After you’ve worked out how much you need to spend every month try to work out if it’s possible for you to repay the loan in full (including any interest) within three years with the disposable income that you have left. You should forget the minimum payment due figure and pay off the amount that would leave you debt free after three years. If you are struggling with these calculations then take a look on the internet, there are many tools online that can help you to work out all of these figures.

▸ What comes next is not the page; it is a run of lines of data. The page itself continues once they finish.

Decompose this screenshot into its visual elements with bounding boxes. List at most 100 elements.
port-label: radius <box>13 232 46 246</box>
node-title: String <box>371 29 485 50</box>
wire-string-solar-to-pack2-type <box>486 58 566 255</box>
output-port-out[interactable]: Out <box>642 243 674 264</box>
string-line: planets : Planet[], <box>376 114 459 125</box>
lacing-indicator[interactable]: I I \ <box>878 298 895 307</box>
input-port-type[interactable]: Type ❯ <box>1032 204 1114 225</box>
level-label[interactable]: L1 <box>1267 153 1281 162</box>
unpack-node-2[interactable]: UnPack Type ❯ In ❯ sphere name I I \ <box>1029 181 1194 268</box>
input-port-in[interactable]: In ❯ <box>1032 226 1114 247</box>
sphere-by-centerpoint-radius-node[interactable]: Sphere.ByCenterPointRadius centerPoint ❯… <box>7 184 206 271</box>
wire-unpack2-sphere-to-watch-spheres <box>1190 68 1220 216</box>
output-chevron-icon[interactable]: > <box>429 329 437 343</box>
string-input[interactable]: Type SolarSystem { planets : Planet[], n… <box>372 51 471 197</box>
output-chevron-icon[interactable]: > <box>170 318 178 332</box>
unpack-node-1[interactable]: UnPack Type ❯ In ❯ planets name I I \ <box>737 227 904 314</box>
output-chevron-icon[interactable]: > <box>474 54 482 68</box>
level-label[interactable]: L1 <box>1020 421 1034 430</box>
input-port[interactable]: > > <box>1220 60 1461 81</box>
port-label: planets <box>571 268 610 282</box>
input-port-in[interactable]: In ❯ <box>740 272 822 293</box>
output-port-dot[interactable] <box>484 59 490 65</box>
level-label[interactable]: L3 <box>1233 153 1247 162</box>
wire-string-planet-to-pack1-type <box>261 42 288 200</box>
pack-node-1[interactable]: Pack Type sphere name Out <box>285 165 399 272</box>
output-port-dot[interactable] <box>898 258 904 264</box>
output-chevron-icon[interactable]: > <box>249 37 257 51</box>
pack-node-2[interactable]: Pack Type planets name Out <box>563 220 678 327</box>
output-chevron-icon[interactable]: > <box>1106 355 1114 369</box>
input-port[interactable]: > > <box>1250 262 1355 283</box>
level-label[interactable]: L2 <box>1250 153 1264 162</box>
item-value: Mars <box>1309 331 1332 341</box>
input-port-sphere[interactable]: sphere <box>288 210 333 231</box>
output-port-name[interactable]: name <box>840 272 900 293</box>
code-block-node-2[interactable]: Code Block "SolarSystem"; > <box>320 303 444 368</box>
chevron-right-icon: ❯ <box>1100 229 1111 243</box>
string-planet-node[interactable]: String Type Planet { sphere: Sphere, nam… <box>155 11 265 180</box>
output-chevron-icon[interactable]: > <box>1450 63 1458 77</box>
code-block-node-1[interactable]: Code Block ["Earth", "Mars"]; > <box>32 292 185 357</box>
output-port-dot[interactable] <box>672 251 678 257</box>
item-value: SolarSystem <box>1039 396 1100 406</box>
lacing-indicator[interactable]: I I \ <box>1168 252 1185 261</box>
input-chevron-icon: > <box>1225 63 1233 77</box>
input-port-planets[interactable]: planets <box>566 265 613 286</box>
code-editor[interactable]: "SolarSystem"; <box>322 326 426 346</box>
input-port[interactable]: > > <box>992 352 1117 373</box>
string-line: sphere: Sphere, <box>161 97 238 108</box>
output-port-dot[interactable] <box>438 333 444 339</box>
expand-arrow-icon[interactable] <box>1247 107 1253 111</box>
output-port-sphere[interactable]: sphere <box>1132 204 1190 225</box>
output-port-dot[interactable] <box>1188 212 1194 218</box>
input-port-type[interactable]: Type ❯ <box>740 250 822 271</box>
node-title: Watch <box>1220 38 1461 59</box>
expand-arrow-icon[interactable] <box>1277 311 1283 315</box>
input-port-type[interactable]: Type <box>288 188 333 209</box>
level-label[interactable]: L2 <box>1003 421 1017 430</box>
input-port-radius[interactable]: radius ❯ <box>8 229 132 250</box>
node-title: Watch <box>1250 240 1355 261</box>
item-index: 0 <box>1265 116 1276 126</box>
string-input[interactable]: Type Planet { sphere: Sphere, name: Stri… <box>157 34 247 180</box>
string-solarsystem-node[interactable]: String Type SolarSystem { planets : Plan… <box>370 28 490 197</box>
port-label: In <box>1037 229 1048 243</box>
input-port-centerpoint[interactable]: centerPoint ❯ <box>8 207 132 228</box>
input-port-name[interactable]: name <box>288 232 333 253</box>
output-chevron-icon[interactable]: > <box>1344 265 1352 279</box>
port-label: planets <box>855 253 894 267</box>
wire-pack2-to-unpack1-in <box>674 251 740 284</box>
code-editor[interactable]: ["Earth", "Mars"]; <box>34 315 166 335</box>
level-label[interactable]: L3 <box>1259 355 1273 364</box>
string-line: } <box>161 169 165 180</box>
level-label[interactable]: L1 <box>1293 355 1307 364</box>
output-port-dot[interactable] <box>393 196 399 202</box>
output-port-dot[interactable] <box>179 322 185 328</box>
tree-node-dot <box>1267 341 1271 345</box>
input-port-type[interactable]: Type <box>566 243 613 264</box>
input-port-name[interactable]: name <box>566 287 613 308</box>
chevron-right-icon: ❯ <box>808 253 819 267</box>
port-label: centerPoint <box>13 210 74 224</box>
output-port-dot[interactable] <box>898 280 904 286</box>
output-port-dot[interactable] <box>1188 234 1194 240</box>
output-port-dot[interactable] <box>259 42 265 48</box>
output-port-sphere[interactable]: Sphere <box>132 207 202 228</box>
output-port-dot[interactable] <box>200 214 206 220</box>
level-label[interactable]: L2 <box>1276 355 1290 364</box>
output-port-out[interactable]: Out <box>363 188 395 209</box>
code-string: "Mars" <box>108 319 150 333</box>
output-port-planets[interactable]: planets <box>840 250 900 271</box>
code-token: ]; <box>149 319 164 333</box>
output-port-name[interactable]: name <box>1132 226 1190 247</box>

Now you should take a look how you can increase your cash flow, to do this you can reduce monthly outgoings, or taking a second job. Reducing monthly expenditure is a great place to start, you could reduce the number of nights that you go out, and lower the thermostat on the boiler so it’s more efficient.

If you have used all of these steps before and are still experiencing problems then maybe it’s time to call in the professionals. Professional credit councilors will be able to assess your individual case and find out if filing for debt repudiation is the right thing for you to do. Whenever asking for help make sure you are cautious, many of these so called professionals can actually cause much more harm than good! The best way to find a trustworthy councilor is to contact the state and federal courts for debt repudiation, these have a list of approved councilors.

Filing for bankruptcy is often a very difficult decision, but if you can’t pay off your debts within three years then perhaps it’s the only path available to you.

You can also find other information on Avoid Bankruptcy and Student Loan Bankruptcy. is a comprehensive resource to get help in Bankruptcy.